Learn the benefits of stretching and a few simple stretches to get you started.
Stretch for Stronger Workouts and a Better Body
Stretching is one of the most neglected elements of a proper fitness program. Stretching before exercise prepares the muscles for activity and reduces the risk of cramps and pulls. Stretching after exercise helps the body to recover faster and reduces the risk of various chronic joint/muscle issues; such as tendonitis, sciatica and plantar fasciitis.
Three Great stretches to start with are:
1. The Piriformis Stretch: this targets the piriformis muscle which is deep in the glutes and helps prevent sciatica.
2. Calf Stretch on a step/stair: this targets both major muscles in the calf (soleus and gastrocnemious)
3. Back Stretch on exercise ball: this targets the entire back as well as the abs/core and hip flexors.
Save DEEP Stretching for After Your Workout
Muscles are like spaghetti noodles. When they are cold, and you try to bend them past their resting point, they break and tear easily. When they are hot, they are more supple, lubricated and ready to discover delicious new positions. Deep stretching should take place after a thorough warm-up or – even better – after the workout is over.
The American College of Sports Medicine has recommended that each major muscle group be stretched in set of two or three, holding each stretch for a minimum of 10 to 30 seconds. This accounts for the stretch reflex, an involuntary muscle safety feature that makes the muscle tense to prevent itself from being injured.
Stretches should NEVER be ballistic or bounce.
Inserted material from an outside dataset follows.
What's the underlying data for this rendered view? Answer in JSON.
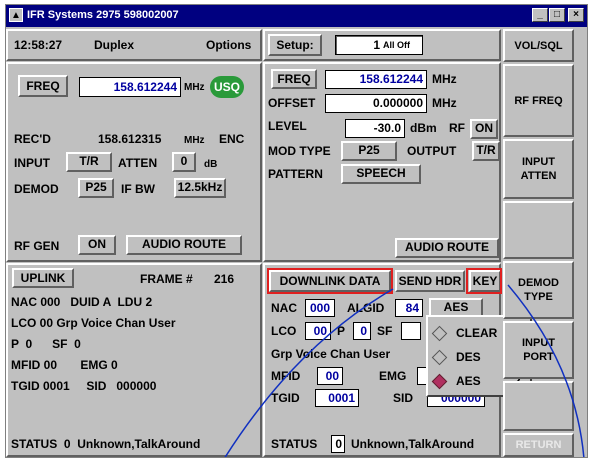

Focus instead on static stretches that are held in place. Enter a stretch slowly, just like you would enter freezing cold water. Wait for your muscles to adjust before you ask more from them. Yoga and Pilates-type stretches have become popular because it flexes one set of muscles while stretching another. So if you are short on time, and don’t feel like you can fit in a stretching routine along with your weights and cardio, consider Pilates and Yoga for a great total body workout!
Do you stretch after every workout? What is your favorite stretch?